Poster
in
Workshop: AI for Science: Progress and Promises
An "interpretable-by-design" neural network to decipher RNA splicing regulatory logic
Susan Liao · Mukund Sudarshan · Oded Regev
Keywords: [ functional genomics ] [ modeling biological systems ] [ interpretable AI ] [ RNA splicing ]
Artificial intelligence algorithms, in particular neural networks, capture complex quantitative relationships between input and output. However, as neural networks are typically black box, it is difficult to extract post-hoc insights on how they achieve their predictive success. Furthermore, they easily capture artifacts or biases in the training data, often fail to generalize beyond the datasets used for training and testing, and do not lead to new insights on the underlying processes.
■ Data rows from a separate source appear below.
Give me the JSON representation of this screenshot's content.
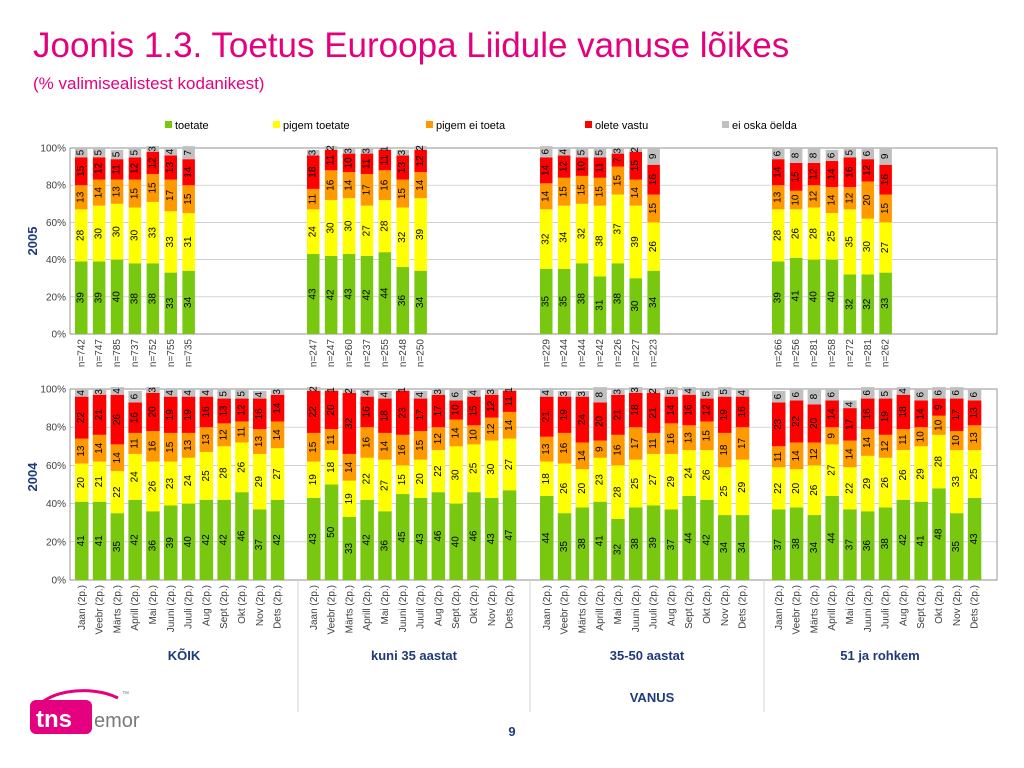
{
  "title": "Joonis 1.3. Toetus Euroopa Liidule vanuse lõikes",
  "subtitle": "(% valimisealistest kodanikest)",
  "page_number": "9",
  "logo": {
    "text_tns": "tns",
    "text_emor": "emor",
    "tm": "™"
  },
  "colors": {
    "toetate": "#77c80e",
    "pigem_toetate": "#ffff00",
    "pigem_ei_toeta": "#ff9900",
    "olete_vastu": "#ff0000",
    "ei_oska": "#c0c0c0",
    "accent": "#e4007e",
    "label": "#1f3a7a"
  },
  "chart_data": {
    "type": "bar",
    "stacked": true,
    "legend": [
      "toetate",
      "pigem toetate",
      "pigem ei toeta",
      "olete vastu",
      "ei oska öelda"
    ],
    "legend_position": "top",
    "x_axis_title": "VANUS",
    "group_labels": [
      "KÕIK",
      "kuni 35 aastat",
      "35-50 aastat",
      "51 ja rohkem"
    ],
    "y_ticks": [
      "0%",
      "20%",
      "40%",
      "60%",
      "80%",
      "100%"
    ],
    "ylim": [
      0,
      100
    ],
    "panels": [
      {
        "label": "2005",
        "groups": [
          {
            "name": "KÕIK",
            "bars": [
              {
                "x": "n=742",
                "values": [
                  39,
                  28,
                  13,
                  15,
                  5
                ]
              },
              {
                "x": "n=747",
                "values": [
                  39,
                  30,
                  14,
                  12,
                  5
                ]
              },
              {
                "x": "n=785",
                "values": [
                  40,
                  30,
                  13,
                  11,
                  5
                ]
              },
              {
                "x": "n=737",
                "values": [
                  38,
                  30,
                  15,
                  12,
                  5
                ]
              },
              {
                "x": "n=752",
                "values": [
                  38,
                  33,
                  15,
                  12,
                  3
                ]
              },
              {
                "x": "n=755",
                "values": [
                  33,
                  33,
                  17,
                  13,
                  4
                ]
              },
              {
                "x": "n=735",
                "values": [
                  34,
                  31,
                  15,
                  14,
                  7
                ]
              }
            ]
          },
          {
            "name": "kuni 35 aastat",
            "bars": [
              {
                "x": "n=247",
                "values": [
                  43,
                  24,
                  11,
                  18,
                  3
                ]
              },
              {
                "x": "n=247",
                "values": [
                  42,
                  30,
                  16,
                  11,
                  2
                ]
              },
              {
                "x": "n=260",
                "values": [
                  43,
                  30,
                  14,
                  10,
                  3
                ]
              },
              {
                "x": "n=237",
                "values": [
                  42,
                  27,
                  17,
                  11,
                  3
                ]
              },
              {
                "x": "n=255",
                "values": [
                  44,
                  28,
                  16,
                  11,
                  1
                ]
              },
              {
                "x": "n=248",
                "values": [
                  36,
                  32,
                  15,
                  13,
                  3
                ]
              },
              {
                "x": "n=250",
                "values": [
                  34,
                  39,
                  14,
                  12,
                  2
                ]
              }
            ]
          },
          {
            "name": "35-50 aastat",
            "bars": [
              {
                "x": "n=229",
                "values": [
                  35,
                  32,
                  14,
                  14,
                  6
                ]
              },
              {
                "x": "n=244",
                "values": [
                  35,
                  34,
                  15,
                  12,
                  4
                ]
              },
              {
                "x": "n=244",
                "values": [
                  38,
                  32,
                  15,
                  10,
                  5
                ]
              },
              {
                "x": "n=242",
                "values": [
                  31,
                  38,
                  15,
                  11,
                  5
                ]
              },
              {
                "x": "n=226",
                "values": [
                  38,
                  37,
                  15,
                  7,
                  3
                ]
              },
              {
                "x": "n=227",
                "values": [
                  30,
                  39,
                  14,
                  15,
                  2
                ]
              },
              {
                "x": "n=223",
                "values": [
                  34,
                  26,
                  15,
                  16,
                  9
                ]
              }
            ]
          },
          {
            "name": "51 ja rohkem",
            "bars": [
              {
                "x": "n=266",
                "values": [
                  39,
                  28,
                  13,
                  14,
                  6
                ]
              },
              {
                "x": "n=256",
                "values": [
                  41,
                  26,
                  10,
                  15,
                  8
                ]
              },
              {
                "x": "n=281",
                "values": [
                  40,
                  28,
                  12,
                  12,
                  8
                ]
              },
              {
                "x": "n=258",
                "values": [
                  40,
                  25,
                  14,
                  14,
                  6
                ]
              },
              {
                "x": "n=272",
                "values": [
                  32,
                  35,
                  12,
                  16,
                  5
                ]
              },
              {
                "x": "n=281",
                "values": [
                  32,
                  30,
                  20,
                  12,
                  6
                ]
              },
              {
                "x": "n=262",
                "values": [
                  33,
                  27,
                  15,
                  16,
                  9
                ]
              }
            ]
          }
        ]
      },
      {
        "label": "2004",
        "groups": [
          {
            "name": "KÕIK",
            "bars": [
              {
                "x": "Jaan (2p.)",
                "values": [
                  41,
                  20,
                  13,
                  22,
                  4
                ]
              },
              {
                "x": "Veebr (2p.)",
                "values": [
                  41,
                  21,
                  14,
                  21,
                  3
                ]
              },
              {
                "x": "Märts (2p.)",
                "values": [
                  35,
                  22,
                  14,
                  26,
                  4
                ]
              },
              {
                "x": "Aprill (2p.)",
                "values": [
                  42,
                  24,
                  11,
                  16,
                  6
                ]
              },
              {
                "x": "Mai (2p.)",
                "values": [
                  36,
                  26,
                  16,
                  20,
                  3
                ]
              },
              {
                "x": "Juuni (2p.)",
                "values": [
                  39,
                  23,
                  15,
                  19,
                  4
                ]
              },
              {
                "x": "Juuli (2p.)",
                "values": [
                  40,
                  24,
                  13,
                  19,
                  4
                ]
              },
              {
                "x": "Aug (2p.)",
                "values": [
                  42,
                  25,
                  13,
                  16,
                  4
                ]
              },
              {
                "x": "Sept (2p.)",
                "values": [
                  42,
                  28,
                  12,
                  13,
                  5
                ]
              },
              {
                "x": "Okt (2p.)",
                "values": [
                  46,
                  26,
                  11,
                  12,
                  5
                ]
              },
              {
                "x": "Nov (2p.)",
                "values": [
                  37,
                  29,
                  13,
                  16,
                  4
                ]
              },
              {
                "x": "Dets (2p.)",
                "values": [
                  42,
                  27,
                  14,
                  14,
                  3
                ]
              }
            ]
          },
          {
            "name": "kuni 35 aastat",
            "bars": [
              {
                "x": "Jaan (2p.)",
                "values": [
                  43,
                  19,
                  15,
                  22,
                  2
                ]
              },
              {
                "x": "Veebr (2p.)",
                "values": [
                  50,
                  18,
                  11,
                  20,
                  1
                ]
              },
              {
                "x": "Märts (2p.)",
                "values": [
                  33,
                  19,
                  14,
                  32,
                  2
                ]
              },
              {
                "x": "Aprill (2p.)",
                "values": [
                  42,
                  22,
                  16,
                  16,
                  4
                ]
              },
              {
                "x": "Mai (2p.)",
                "values": [
                  36,
                  27,
                  14,
                  18,
                  4
                ]
              },
              {
                "x": "Juuni (2p.)",
                "values": [
                  45,
                  15,
                  16,
                  23,
                  1
                ]
              },
              {
                "x": "Juuli (2p.)",
                "values": [
                  43,
                  20,
                  15,
                  17,
                  4
                ]
              },
              {
                "x": "Aug (2p.)",
                "values": [
                  46,
                  22,
                  12,
                  17,
                  3
                ]
              },
              {
                "x": "Sept (2p.)",
                "values": [
                  40,
                  30,
                  14,
                  10,
                  6
                ]
              },
              {
                "x": "Okt (2p.)",
                "values": [
                  46,
                  25,
                  10,
                  15,
                  4
                ]
              },
              {
                "x": "Nov (2p.)",
                "values": [
                  43,
                  30,
                  12,
                  12,
                  3
                ]
              },
              {
                "x": "Dets (2p.)",
                "values": [
                  47,
                  27,
                  14,
                  11,
                  1
                ]
              }
            ]
          },
          {
            "name": "35-50 aastat",
            "bars": [
              {
                "x": "Jaan (2p.)",
                "values": [
                  44,
                  18,
                  13,
                  21,
                  4
                ]
              },
              {
                "x": "Veebr (2p.)",
                "values": [
                  35,
                  26,
                  16,
                  19,
                  3
                ]
              },
              {
                "x": "Märts (2p.)",
                "values": [
                  38,
                  20,
                  14,
                  24,
                  3
                ]
              },
              {
                "x": "Aprill (2p.)",
                "values": [
                  41,
                  23,
                  9,
                  20,
                  8
                ]
              },
              {
                "x": "Mai (2p.)",
                "values": [
                  32,
                  28,
                  16,
                  21,
                  3
                ]
              },
              {
                "x": "Juuni (2p.)",
                "values": [
                  38,
                  25,
                  17,
                  18,
                  3
                ]
              },
              {
                "x": "Juuli (2p.)",
                "values": [
                  39,
                  27,
                  11,
                  21,
                  2
                ]
              },
              {
                "x": "Aug (2p.)",
                "values": [
                  37,
                  29,
                  16,
                  14,
                  5
                ]
              },
              {
                "x": "Sept (2p.)",
                "values": [
                  44,
                  24,
                  13,
                  16,
                  4
                ]
              },
              {
                "x": "Okt (2p.)",
                "values": [
                  42,
                  26,
                  15,
                  12,
                  5
                ]
              },
              {
                "x": "Nov (2p.)",
                "values": [
                  34,
                  25,
                  18,
                  19,
                  5
                ]
              },
              {
                "x": "Dets (2p.)",
                "values": [
                  34,
                  29,
                  17,
                  16,
                  4
                ]
              }
            ]
          },
          {
            "name": "51 ja rohkem",
            "bars": [
              {
                "x": "Jaan (2p.)",
                "values": [
                  37,
                  22,
                  11,
                  23,
                  6
                ]
              },
              {
                "x": "Veebr (2p.)",
                "values": [
                  38,
                  20,
                  14,
                  22,
                  6
                ]
              },
              {
                "x": "Märts (2p.)",
                "values": [
                  34,
                  26,
                  12,
                  20,
                  8
                ]
              },
              {
                "x": "Aprill (2p.)",
                "values": [
                  44,
                  27,
                  9,
                  14,
                  6
                ]
              },
              {
                "x": "Mai (2p.)",
                "values": [
                  37,
                  22,
                  14,
                  17,
                  4
                ]
              },
              {
                "x": "Juuni (2p.)",
                "values": [
                  36,
                  29,
                  14,
                  16,
                  6
                ]
              },
              {
                "x": "Juuli (2p.)",
                "values": [
                  38,
                  26,
                  12,
                  19,
                  5
                ]
              },
              {
                "x": "Aug (2p.)",
                "values": [
                  42,
                  26,
                  11,
                  18,
                  4
                ]
              },
              {
                "x": "Sept (2p.)",
                "values": [
                  41,
                  29,
                  10,
                  14,
                  6
                ]
              },
              {
                "x": "Okt (2p.)",
                "values": [
                  48,
                  28,
                  10,
                  9,
                  6
                ]
              },
              {
                "x": "Nov (2p.)",
                "values": [
                  35,
                  33,
                  10,
                  17,
                  6
                ]
              },
              {
                "x": "Dets (2p.)",
                "values": [
                  43,
                  25,
                  13,
                  13,
                  6
                ]
              }
            ]
          }
        ]
      }
    ]
  }
}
To enable scientific progress, machine learning models should not only accurately predict outcomes, but also describe how they arrived at their predictions. In recent years, neural networks have been applied to understanding biological processes, and specifically in deciphering RNA splicing, a fundamental process in the transfer of genomic information into functional biochemical products. Despite recent success using neural networks to predict splicing outcomes, understanding how specific RNA features dictates splicing outcomes remains an open challenge. The challenge is further underscored by the sensitivity of splicing logic, where almost all single nucleotide changes along an exon can lead to dramatic changes in splicing outcomes. Here we demonstrate that an "interpretable-by-design" model achieves predictive accuracy without sacrificing interpretability and captures a unifying decision-making logic. Although we designed our model to emphasize interpretability, its predictive accuracy is on par with state-of-the-art models. Importantly, the model revealed novel components of splicing logic, which we experimentally validated. To demonstrate the model's interpretability, we introduce a visualization that, for any given exon, allows us to trace and quantify the entire decision process from input sequence to output splicing prediction. The network's ability to quantify contributions of specific features to splicing outcomes for individual exons has considerable potential for a range of medical and biotechnology applications, including genome- or RNA-editing of target exons to correct splicing behavior or guiding rational design of RNA-based therapeutics like antisense oligonucleotides.